Quid de l’arabe littéraire (ou arabe standard) qui n’est la langue maternelle de personne ? La langue maternelle d’un Tunisien est le tunisien, d’un Syrien le syrien, etc., preuve en est qu’un Libanais ne comprend pas le parler d’un Marocain par exemple. « C’est un vrai problème de politique linguistique pour les pays arabes, pour leur développement, note Louis-Jean Calvet, parce que l’école est le premier facteur de développement et que l’on perd beaucoup de temps à essayer d’apprendre aux gens une langue qu’ils ne parlent pas dans le pays. »

Marina Yaguello rejette totalement cette idée selon laquelle il est préférable d’être scolarisé dans sa langue maternelle. Pour elle, c’est même le contraire : c’est un avantage car cela permet beaucoup plus de plasticité dans l’apprentissage des langues. « Je suis née dans une famille de l’immigration russe, le russe est donc ma langue maternelle. Mais je suis allée à l’école maternelle en français, et je considère cette langue comme étant donc aussi ma langue maternelle… »

Deux langues maternelles, une richesse que possèdent Maya, 4 ans, et son frère Sohan, 7 ans, qui ont le français et le hindi comme langues maternelles. « Depuis leur naissance,témoigne leur mère Fanny Godara, une Française mariée à un Indien, je leur parle en français et leur père en hindi. » Sohan et Maya, qui maîtrisent donc au même niveau le français et l’hindi, ont pour troisième langue l’anglais, une langue apprise en écoutant communiquer leurs parents à Pondichéry, ville du sud-est de l’Inde où ils résident …et où on parle tamoul.

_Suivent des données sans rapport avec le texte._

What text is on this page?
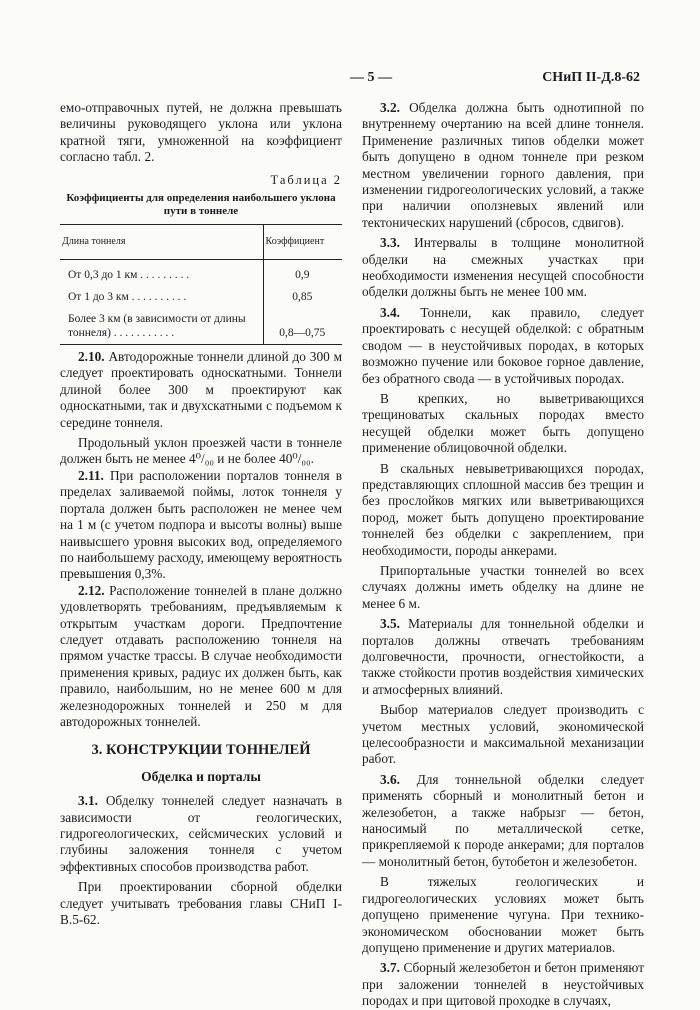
— 5 —	СНиП II-Д.8-62

емо-отправочных путей, не должна превышать величины руководящего уклона или уклона кратной тяги, умноженной на коэффициент согласно табл. 2.

Таблица 2
Коэффициенты для определения наибольшего уклона пути в тоннеле
Длина тоннеля	Коэффициент
От 0,3 до 1 км . . . . . . . . .	0,9
От 1 до 3 км . . . . . . . . . .	0,85
Более 3 км (в зависимости от длины тоннеля) . . . . . . . . . . .	0,8—0,75

2.10. Автодорожные тоннели длиной до 300 м следует проектировать однoскатными. Тоннели длиной более 300 м проектируют как однoскатными, так и двухскатными с подъемом к середине тоннеля.

Продольный уклон проезжей части в тоннеле должен быть не менее 4⁰/₀₀ и не более 40⁰/₀₀.

2.11. При расположении порталов тоннеля в пределах заливаемой поймы, лоток тоннеля у портала должен быть расположен не менее чем на 1 м (с учетом подпора и высоты волны) выше наивысшего уровня высоких вод, определяемого по наибольшему расходу, имеющему вероятность превышения 0,3%.

2.12. Расположение тоннелей в плане должно удовлетворять требованиям, предъявляемым к открытым участкам дороги. Предпочтение следует отдавать расположению тоннеля на прямом участке трассы. В случае необходимости применения кривых, радиус их должен быть, как правило, наибольшим, но не менее 600 м для железнодорожных тоннелей и 250 м для автодорожных тоннелей.

3. КОНСТРУКЦИИ ТОННЕЛЕЙ
Обделка и порталы

3.1. Обделку тоннелей следует назначать в зависимости от геологических, гидрогеологических, сейсмических условий и глубины заложения тоннеля с учетом эффективных способов производства работ.

При проектировании сборной обделки следует учитывать требования главы СНиП I-В.5-62.

3.2. Обделка должна быть однотипной по внутреннему очертанию на всей длине тоннеля. Применение различных типов обделки может быть допущено в одном тоннеле при резком местном увеличении горного давления, при изменении гидрогеологических условий, а также при наличии оползневых явлений или тектонических нарушений (сбросов, сдвигов).

3.3. Интервалы в толщине монолитной обделки на смежных участках при необходимости изменения несущей способности обделки должны быть не менее 100 мм.

3.4. Тоннели, как правило, следует проектировать с несущей обделкой: с обратным сводом — в неустойчивых породах, в которых возможно пучение или боковое горное давление, без обратного свода — в устойчивых породах.

В крепких, но выветривающихся трещиноватых скальных породах вместо несущей обделки может быть допущено применение облицовочной обделки.

В скальных невыветривающихся породах, представляющих сплошной массив без трещин и без прослойков мягких или выветривающихся пород, может быть допущено проектирование тоннелей без обделки с закреплением, при необходимости, породы анкерами.

Припортальные участки тоннелей во всех случаях должны иметь обделку на длине не менее 6 м.

3.5. Материалы для тоннельной обделки и порталов должны отвечать требованиям долговечности, прочности, огнестойкости, а также стойкости против воздействия химических и атмосферных влияний.

Выбор материалов следует производить с учетом местных условий, экономической целесообразности и максимальной механизации работ.

3.6. Для тоннельной обделки следует применять сборный и монолитный бетон и железобетон, а также набрызг — бетон, наносимый по металлической сетке, прикрепляемой к породе анкерами; для порталов — монолитный бетон, бутобетон и железобетон.

В тяжелых геологических и гидрогеологических условиях может быть допущено применение чугуна. При технико-экономическом обосновании может быть допущено применение и других материалов.

3.7. Сборный железобетон и бетон применяют при заложении тоннелей в неустойчивых породах и при щитовой проходке в случаях,
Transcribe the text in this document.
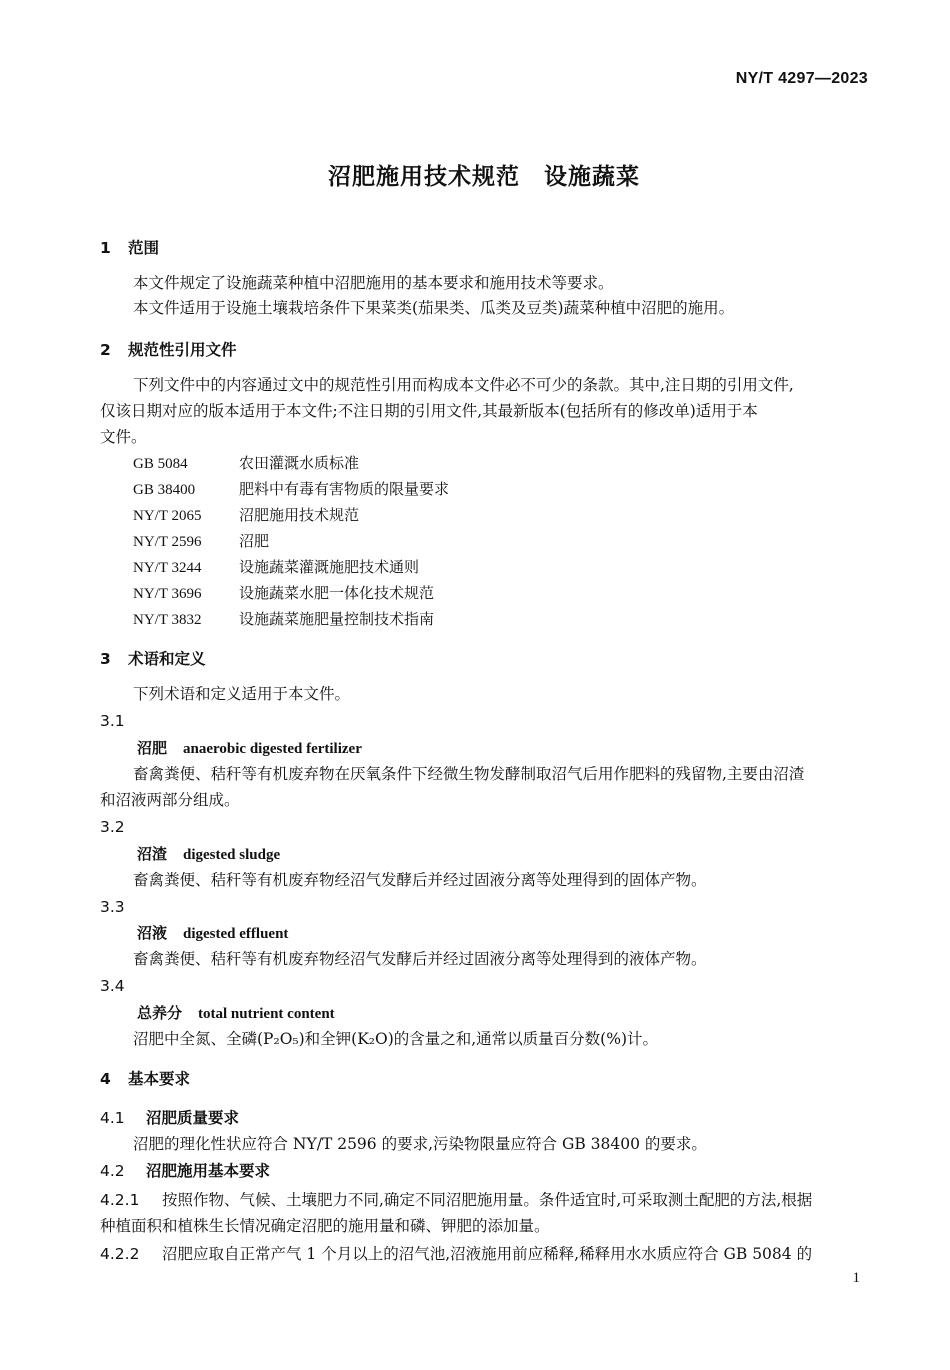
NY/T 4297—2023
沼肥施用技术规范　设施蔬菜
1 范围
本文件规定了设施蔬菜种植中沼肥施用的基本要求和施用技术等要求。
本文件适用于设施土壤栽培条件下果菜类(茄果类、瓜类及豆类)蔬菜种植中沼肥的施用。
2 规范性引用文件
下列文件中的内容通过文中的规范性引用而构成本文件必不可少的条款。其中,注日期的引用文件,
仅该日期对应的版本适用于本文件;不注日期的引用文件,其最新版本(包括所有的修改单)适用于本
文件。
GB 5084	农田灌溉水质标准
GB 38400	肥料中有毒有害物质的限量要求
NY/T 2065	沼肥施用技术规范
NY/T 2596	沼肥
NY/T 3244	设施蔬菜灌溉施肥技术通则
NY/T 3696	设施蔬菜水肥一体化技术规范
NY/T 3832	设施蔬菜施肥量控制技术指南
3 术语和定义
下列术语和定义适用于本文件。
3.1
沼肥 anaerobic digested fertilizer
畜禽粪便、秸秆等有机废弃物在厌氧条件下经微生物发酵制取沼气后用作肥料的残留物,主要由沼渣
和沼液两部分组成。
3.2
沼渣 digested sludge
畜禽粪便、秸秆等有机废弃物经沼气发酵后并经过固液分离等处理得到的固体产物。
3.3
沼液 digested effluent
畜禽粪便、秸秆等有机废弃物经沼气发酵后并经过固液分离等处理得到的液体产物。
3.4
总养分 total nutrient content
沼肥中全氮、全磷(P₂O₅)和全钾(K₂O)的含量之和,通常以质量百分数(%)计。
4 基本要求
4.1 沼肥质量要求
沼肥的理化性状应符合 NY/T 2596 的要求,污染物限量应符合 GB 38400 的要求。
4.2 沼肥施用基本要求
4.2.1 按照作物、气候、土壤肥力不同,确定不同沼肥施用量。条件适宜时,可采取测土配肥的方法,根据
种植面积和植株生长情况确定沼肥的施用量和磷、钾肥的添加量。
4.2.2 沼肥应取自正常产气 1 个月以上的沼气池,沼液施用前应稀释,稀释用水水质应符合 GB 5084 的
1
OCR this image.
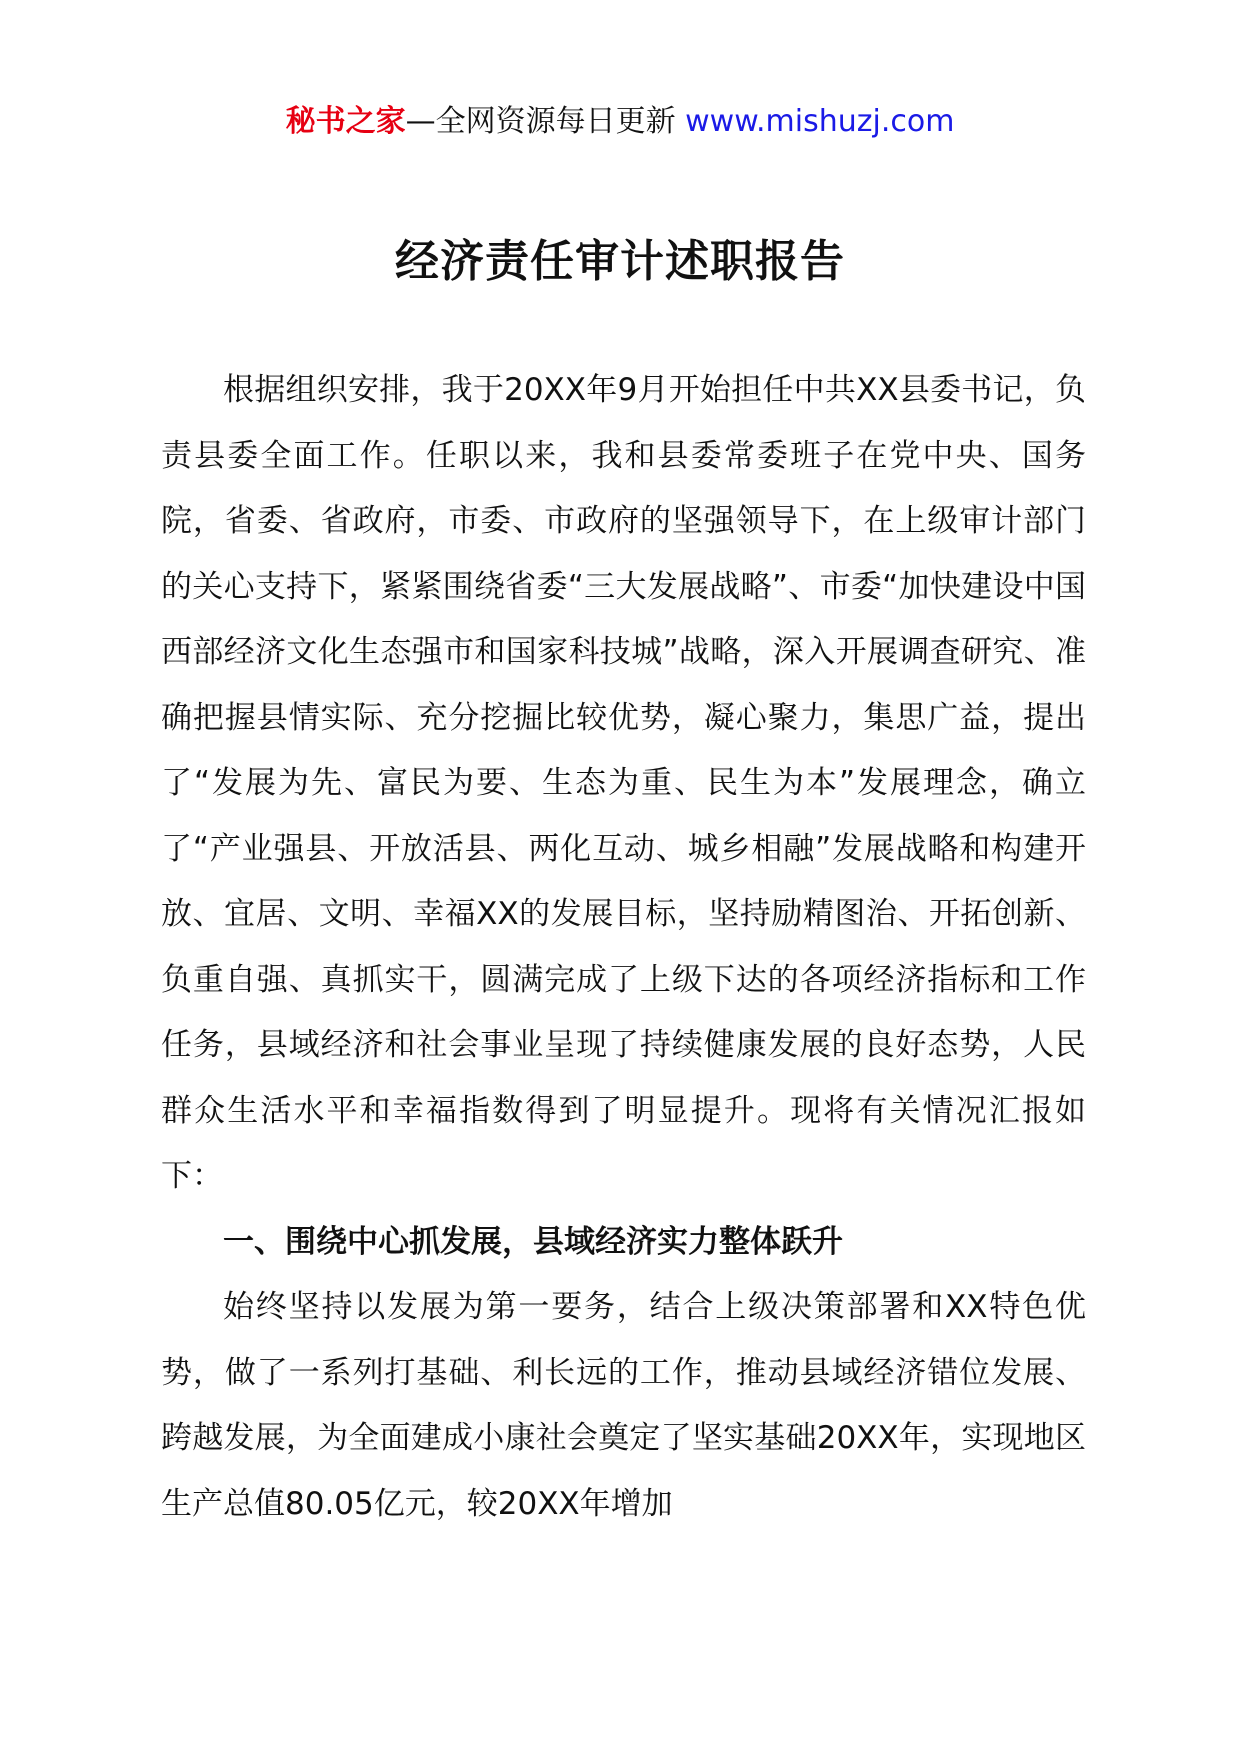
秘书之家—全网资源每日更新 www.mishuzj.com
经济责任审计述职报告

根据组织安排，我于20XX年9月开始担任中共XX县委书记，负责县委全面工作。任职以来，我和县委常委班子在党中央、国务院，省委、省政府，市委、市政府的坚强领导下，在上级审计部门的关心支持下，紧紧围绕省委“三大发展战略”、市委“加快建设中国西部经济文化生态强市和国家科技城”战略，深入开展调查研究、准确把握县情实际、充分挖掘比较优势，凝心聚力，集思广益，提出了“发展为先、富民为要、生态为重、民生为本”发展理念，确立了“产业强县、开放活县、两化互动、城乡相融”发展战略和构建开放、宜居、文明、幸福XX的发展目标，坚持励精图治、开拓创新、负重自强、真抓实干，圆满完成了上级下达的各项经济指标和工作任务，县域经济和社会事业呈现了持续健康发展的良好态势，人民群众生活水平和幸福指数得到了明显提升。现将有关情况汇报如下：

一、围绕中心抓发展，县域经济实力整体跃升

始终坚持以发展为第一要务，结合上级决策部署和XX特色优势，做了一系列打基础、利长远的工作，推动县域经济错位发展、跨越发展，为全面建成小康社会奠定了坚实基础20XX年，实现地区生产总值80.05亿元，较20XX年增加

Quand leurs grands-parents indiens leur rendent visite, le rajasthani (une déclinaison locale de l’hindi) s’invite dans les conversations… « C’est une ouverture exceptionnelle sur le monde qu’il faut entretenir », confie Fanny Godara.

Les langues maternelles en péril

La date du 21 février n’a pas été choisie au hasard pour devenir la Journée internationale de la langue maternelle : ce jour-là en 1952, des étudiants ont été tués par la police à Dacca (aujourd’hui capitale du Bangladesh) alors qu’ils manifestaient pour que leur langue maternelle, le bengali, soit déclarée deuxième langue nationale du Pakistan de l’époque.

Selon l’ONU, toutes les deux semaines une langue disparaît, emportant avec elle tout un patrimoine culturel et intellectuel. « Ce sont des langues parlées par un tout petit nombre de locuteurs, analyse Marina Yaguello, qui sont politiquement, étatiquement, incorporées dans des groupes plus importants parlant une langue de plus grande diffusion et la résistance est très difficile. » En effet, une langue nationale va forcément exercer une pression sur les langues parlées localement, des langues maternelles qui vont donc être fortement concurrencées. « Elles ne vont pas obligatoirement disparaître, poursuit la linguiste, mais ne pourront plus assurer toutes les fonctions de la langue. »

Le cas du berbère est intéressant à plus d’un titre : il demeure plus que jamais ancré dans les pays du Maghreb, pourtant arabisés depuis plusieurs siècles (au moins 35% d’Algériens et plus de 50% de Marocains ont le berbère pour langue première). Au point que cette langue est devenue officielle dans certains pays aux côtés de l’arabe.

Ainsi, non seulement certaines langues parviennent à se maintenir mais de nouvelles apparaissent. « On voit à travers le monde, du point de vue géopolitique, de nouveaux Etats apparaître ; s’en suit généralement la reconnaissance d’une langue qui n’existait pas », analyse Louis-Jean Calvet. C’est le cas du serbo-croate devenu le serbe et le croate, le tchécoslovaque devenu le tchèque et le slovaque, mais aussi de l’hindoustani devenu le hindi et l’ourdou lors de la création du Pakistan. Une note d’optimisme donc, même si les langues qui s’éteignent sont bien plus nombreuses que celles qui naissent.